Ses malheurs, cependant, s’étendent au-delà de ses problèmes financiers.
Travaillant avec des moyens limités, certains participants s’indignent également de n’avoir personne à qui faire part de leurs préoccupations.
Pas plus tard qu’en octobre, la Biennale embauchait encore son personnel de direction et de production puisque de nombreux visages de l’équipe de base étaient partis, y compris Komu, qui a démissionné en 2018 suite à des allégations de harcèlement sexuel. Bien qu’en l’absence de plainte officielle, les charges retenues contre lui aient été abandonnées par le comité interne des plaintes de la Biennale et qu’il aurait été invité à se joindre à lui, l’artiste a refusé.
Bien que sa fréquentation en constante augmentation – de 4 lakh en 2012-13 à 6,2 lakh en 2018-19 – témoigne de la popularité de la Biennale, beaucoup disent que l’événement très apprécié a besoin d’une véritable correction de trajectoire.

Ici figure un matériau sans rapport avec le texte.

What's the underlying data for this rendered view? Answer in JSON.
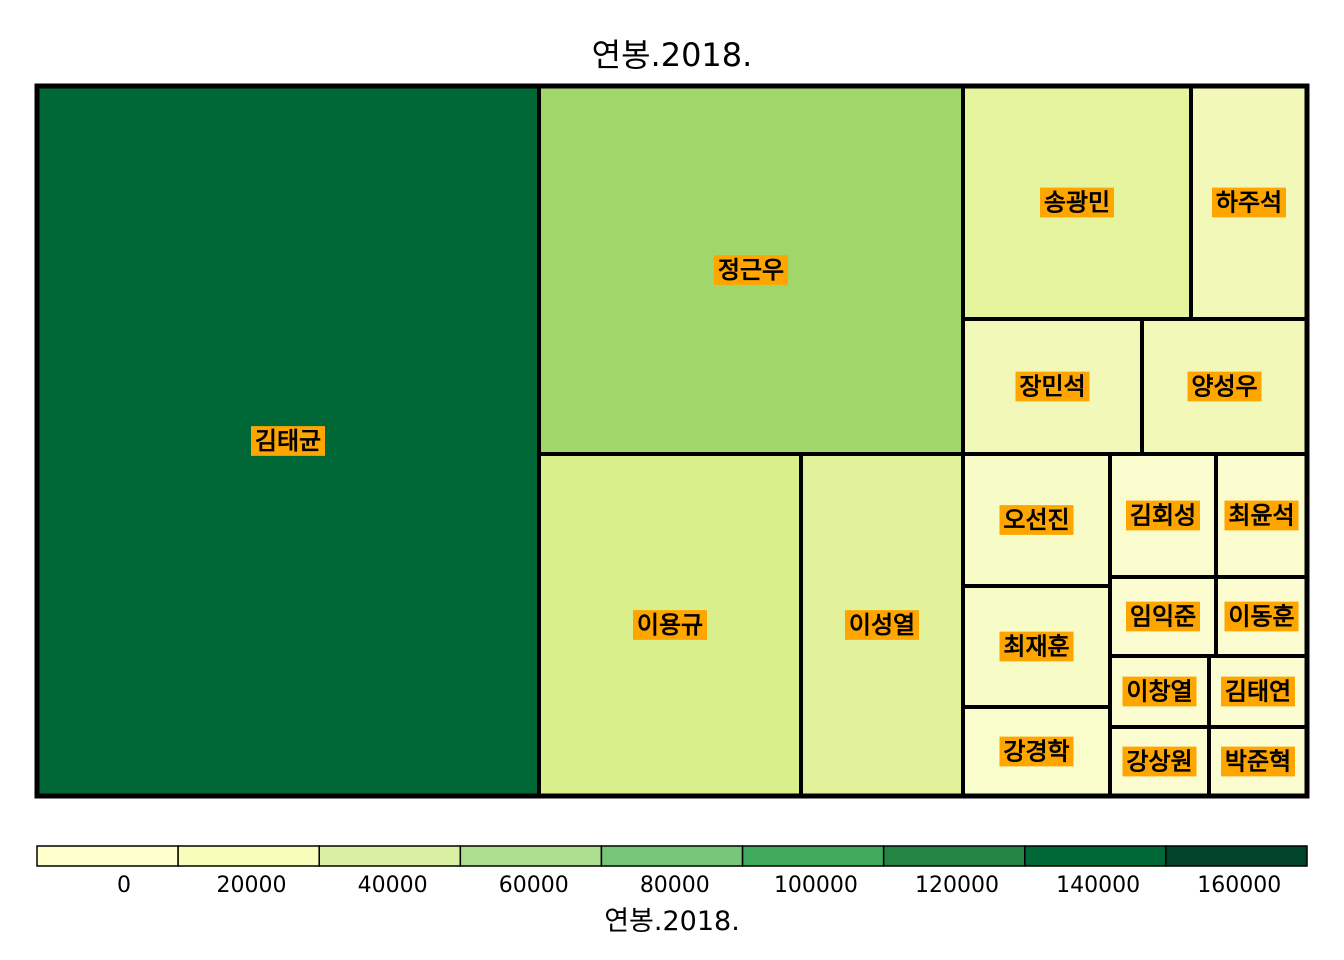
{
  "chart_data": {
    "type": "treemap",
    "title": "연봉.2018.",
    "legend_title": "연봉.2018.",
    "legend_placement": "bottom",
    "legend_ticks": [
      "0",
      "20000",
      "40000",
      "60000",
      "80000",
      "100000",
      "120000",
      "140000",
      "160000"
    ],
    "legend_colors": [
      "#ffffcc",
      "#f7fcb9",
      "#d9f0a3",
      "#addd8e",
      "#78c679",
      "#41ab5d",
      "#238443",
      "#006837",
      "#004529"
    ],
    "items": [
      {
        "name": "김태균",
        "value": 140000,
        "color": "#006837"
      },
      {
        "name": "정근우",
        "value": 70000,
        "color": "#a1d76a"
      },
      {
        "name": "이용규",
        "value": 25000,
        "color": "#d9ef8b"
      },
      {
        "name": "이성열",
        "value": 15000,
        "color": "#e2f29b"
      },
      {
        "name": "송광민",
        "value": 12000,
        "color": "#e6f59d"
      },
      {
        "name": "하주석",
        "value": 6000,
        "color": "#f2f9b8"
      },
      {
        "name": "장민석",
        "value": 6000,
        "color": "#f2f9b8"
      },
      {
        "name": "양성우",
        "value": 6000,
        "color": "#f2f9b8"
      },
      {
        "name": "오선진",
        "value": 3500,
        "color": "#f7fbc6"
      },
      {
        "name": "최재훈",
        "value": 3500,
        "color": "#f7fbc6"
      },
      {
        "name": "강경학",
        "value": 2800,
        "color": "#f9fccb"
      },
      {
        "name": "김회성",
        "value": 2000,
        "color": "#fafccd"
      },
      {
        "name": "최윤석",
        "value": 1800,
        "color": "#fafccd"
      },
      {
        "name": "임익준",
        "value": 1400,
        "color": "#fbfdd0"
      },
      {
        "name": "이동훈",
        "value": 1400,
        "color": "#fbfdd0"
      },
      {
        "name": "이창열",
        "value": 1200,
        "color": "#fbfdd0"
      },
      {
        "name": "김태연",
        "value": 1200,
        "color": "#fbfdd0"
      },
      {
        "name": "강상원",
        "value": 1100,
        "color": "#fbfdd0"
      },
      {
        "name": "박준혁",
        "value": 1100,
        "color": "#fbfdd0"
      }
    ]
  }
}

Jitish Kallat, qui a organisé l’édition 2014-15 de la Biennale et est maintenant administrateur de la Fondation, est d’accord.
“À l’avenir, la tâche la plus importante sera de procéder à des réformes radicales du fonctionnement de la Biennale, de rééquilibrer ses priorités et de recourir à une chaîne de responsabilité interne – un code de conduite renouvelé à l’intérieur et à l’extérieur de l’organisation”, déclare le Bombayajoutant que sans cette correction de cap, l’avenir de “cette institution incroyablement précieuse” est en danger.
Le 23 décembre, alors que Rao et Krishnamachari hissaient le drapeau de la Biennale dans l’enceinte d’Aspinwall et que le public entrait lentement, Malini espérait que les choses se mettraient en place. “Il y a des biennales plus chères, mais Kochi est spécial et j’attends avec impatience tout son avenir”, a déclaré l’artiste basé à Mumbai.